Motion To Vacate Plea
Several years ago our client had pleaded guilty to a crime in district court and was placed on probation. Upon review of the police reports and a transcript of the plea colloquy, it became evident that our client had not, in fact, committed the crime he was charged with. We filed a motion to vacate his plea which was allowed by the judge, who agreed that justice was not done when our client unknowingly pleaded guilty to conduct that was not criminal, and the District Attorney’s office dismissed the charge.

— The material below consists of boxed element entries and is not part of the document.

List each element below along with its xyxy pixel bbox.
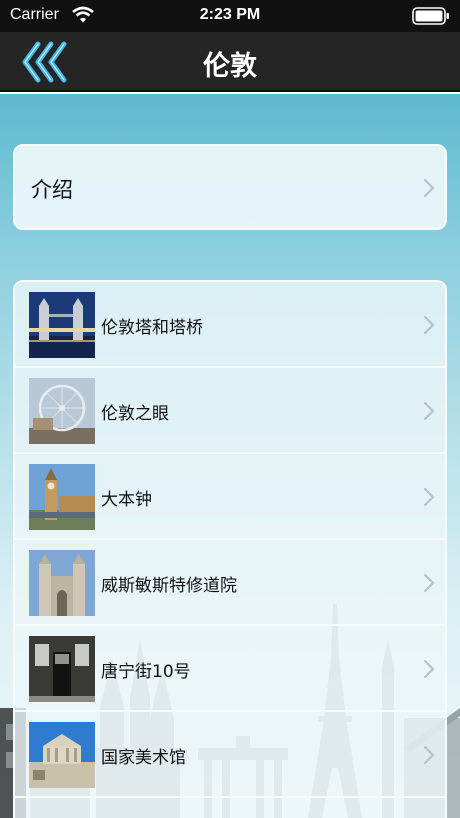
place-label: 伦敦塔和塔桥 <box>101 318 203 338</box>
content-area: 介绍 伦敦塔和塔桥 伦敦之眼 大本钟 威斯敏斯特修道院 唐宁街10号 国家美术馆 <box>0 94 460 818</box>
navigation-bar: 伦敦 <box>0 32 460 92</box>
big-ben-thumbnail <box>29 464 95 530</box>
chevron-right-icon <box>423 178 435 198</box>
chevron-right-icon <box>423 315 435 335</box>
chevron-right-icon <box>423 401 435 421</box>
intro-cell[interactable]: 介绍 <box>13 144 447 230</box>
list-item[interactable]: 大本钟 <box>15 454 445 540</box>
list-item[interactable]: 威斯敏斯特修道院 <box>15 540 445 626</box>
list-item[interactable]: 伦敦之眼 <box>15 368 445 454</box>
clock-label: 2:23 PM <box>199 6 261 23</box>
chevron-right-icon <box>423 745 435 765</box>
battery-icon <box>412 7 449 25</box>
chevron-right-icon <box>423 659 435 679</box>
place-label: 国家美术馆 <box>101 748 186 768</box>
westminster-abbey-thumbnail <box>29 550 95 616</box>
tower-bridge-thumbnail <box>29 292 95 358</box>
list-item[interactable]: 国家美术馆 <box>15 712 445 798</box>
status-bar: Carrier 2:23 PM <box>0 0 460 32</box>
list-item[interactable]: 唐宁街10号 <box>15 626 445 712</box>
chevron-right-icon <box>423 487 435 507</box>
intro-label: 介绍 <box>31 178 73 202</box>
place-label: 威斯敏斯特修道院 <box>101 576 237 596</box>
back-button[interactable] <box>20 40 76 84</box>
chevron-right-icon <box>423 573 435 593</box>
place-label: 伦敦之眼 <box>101 404 169 424</box>
london-eye-thumbnail <box>29 378 95 444</box>
place-label: 唐宁街10号 <box>101 662 191 682</box>
places-list: 伦敦塔和塔桥 伦敦之眼 大本钟 威斯敏斯特修道院 唐宁街10号 国家美术馆 <box>13 280 447 818</box>
downing-street-thumbnail <box>29 636 95 702</box>
national-gallery-thumbnail <box>29 722 95 788</box>
place-label: 大本钟 <box>101 490 152 510</box>
list-item[interactable]: 伦敦塔和塔桥 <box>15 282 445 368</box>
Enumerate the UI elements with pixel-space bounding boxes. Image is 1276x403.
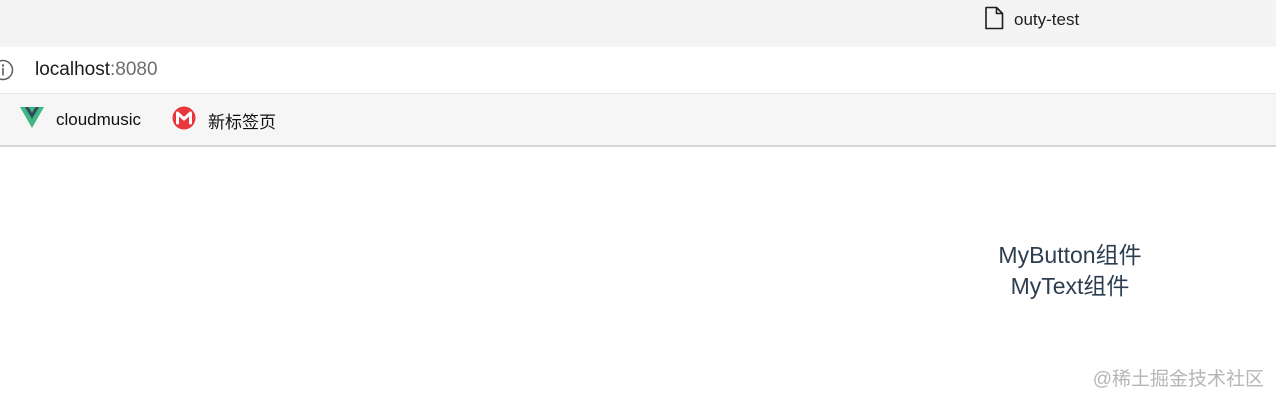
bookmark-label: 新标签页 — [208, 112, 276, 132]
bookmarks-bar: cloudmusic 新标签页 — [0, 93, 1276, 147]
url-port: :8080 — [110, 59, 158, 80]
document-icon — [984, 6, 1004, 35]
my-button-component-text: MyButton组件 — [998, 242, 1142, 268]
vue-logo-icon — [20, 106, 44, 134]
browser-window: outy-test localhost:8080 cloudmusic 新标签页… — [0, 0, 1276, 403]
red-m-logo-icon — [172, 106, 196, 135]
bookmark-cloudmusic[interactable]: cloudmusic — [20, 106, 141, 134]
info-icon[interactable] — [0, 59, 14, 81]
my-text-component-text: MyText组件 — [1010, 273, 1130, 299]
tab-title: outy-test — [1014, 10, 1080, 29]
address-bar[interactable]: localhost:8080 — [0, 47, 1276, 93]
page-content: MyButton组件 MyText组件 @稀土掘金技术社区 — [0, 149, 1276, 403]
tab-strip: outy-test — [0, 0, 1276, 47]
url-text[interactable]: localhost:8080 — [35, 59, 158, 81]
bookmark-label: cloudmusic — [56, 110, 142, 129]
component-list: MyButton组件 MyText组件 — [960, 240, 1180, 302]
watermark: @稀土掘金技术社区 — [1092, 369, 1264, 390]
bookmark-new-tab[interactable]: 新标签页 — [172, 106, 276, 134]
url-host: localhost — [35, 59, 110, 80]
tab-outy-test[interactable]: outy-test — [978, 4, 1085, 36]
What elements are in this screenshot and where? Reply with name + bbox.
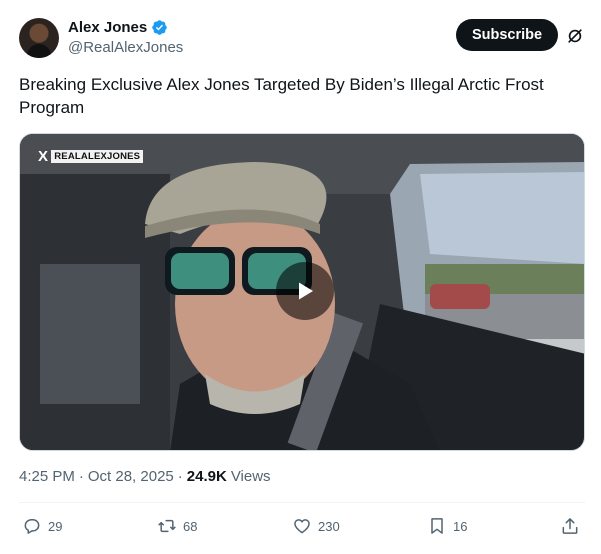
author-name[interactable]: Alex Jones: [68, 19, 147, 36]
heart-icon: [294, 519, 310, 534]
bookmark-count: 16: [453, 518, 468, 534]
subscribe-button[interactable]: Subscribe: [456, 19, 558, 51]
share-button[interactable]: [560, 516, 580, 536]
video-watermark: X REALALEXJONES: [38, 148, 144, 165]
reply-icon: [24, 519, 40, 534]
author-name-row: Alex Jones: [68, 19, 168, 36]
play-button[interactable]: [276, 262, 334, 320]
tweet-header: Alex Jones @RealAlexJones Subscribe: [19, 18, 589, 60]
action-bar: 29 68 230 16: [22, 516, 584, 540]
tweet-time[interactable]: 4:25 PM: [19, 468, 75, 485]
meta-separator: ·: [78, 468, 84, 485]
watermark-text: REALALEXJONES: [51, 150, 144, 163]
meta-separator-2: ·: [177, 468, 183, 485]
reply-button[interactable]: 29: [22, 516, 62, 536]
divider: [19, 502, 585, 503]
play-icon: [299, 282, 313, 300]
reply-count: 29: [48, 518, 63, 534]
video-player[interactable]: X REALALEXJONES: [19, 133, 585, 451]
verified-badge-icon: [152, 20, 167, 35]
views-label: Views: [230, 468, 271, 485]
author-handle[interactable]: @RealAlexJones: [68, 39, 183, 56]
share-icon: [562, 518, 578, 534]
tweet-date[interactable]: Oct 28, 2025: [88, 468, 174, 485]
grok-slash-icon[interactable]: [565, 26, 585, 46]
bookmark-icon: [431, 518, 443, 534]
repost-button[interactable]: 68: [157, 516, 197, 536]
tweet-meta: 4:25 PM · Oct 28, 2025 · 24.9K Views: [19, 468, 271, 485]
watermark-x-logo: X: [38, 148, 49, 165]
like-count: 230: [318, 518, 340, 534]
tweet-text: Breaking Exclusive Alex Jones Targeted B…: [19, 75, 544, 117]
views-count: 24.9K: [186, 468, 227, 485]
bookmark-button[interactable]: 16: [427, 516, 467, 536]
avatar[interactable]: [19, 18, 59, 58]
repost-count: 68: [183, 518, 198, 534]
repost-icon: [158, 519, 176, 533]
like-button[interactable]: 230: [292, 516, 340, 536]
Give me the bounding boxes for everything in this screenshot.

Motions To Correct Sentence (2011-2014)
Before it was declared unconstitutional by the Supreme Judicial Court, Community Parole Supervision for Life (“CPSL”) was one of the harshest sentences anyone could receive. It essentially put a defendant on probation for the rest of his life, during which time some of the conditions included not being able to use the internet, total abstinence from alcohol, not being able to go to the movies without permission from a parole officer, and a mandatory curfew of 10 pm to 6 am. If a violation of any of these conditions was found, the defendant was sent to prison without ever returning in front of a judge, with no assistance from an attorney. Laura helped more than 10 clients vacate this portion of their sentence before the SJC ultimately ended the practice of CPSL for everyone in 2014 in the case of Commonwealth v. Cole, 468 Mass. 294 (2014), where Laura and Beth Eisenberg represented the defendant in a case that helped hundreds of other defendants.

Motion For New Trial
Our client had been convicted of a fourth offense for operating under the influence and was sentenced to two years in prison when we took over his case on appeal. A review of the trial transcripts and record revealed that the client had a viable motion to suppress his statements that his trial attorney never pursued. We filed a motion for new trial, and the district court allowed the motion and vacated the conviction. Our client was able to return home to his wife and children a year before his sentence was supposed to end.

Motion To Vacate Plea
Our client, a long-term legal permanent resident, was ordered deported in Immigration Court based on his conviction for larceny from a person. The way his sentence was originally structured during his plea agreement, he was ineligible for any kind of relief in Immigration Court. We filed a motion to vacate his plea based on the fact that his trial attorney had failed to try to structure a plea disposition that would avoid mandatory deportation. The court allowed our motion and our client’s deportation order has been vacated and he is back at home with his family.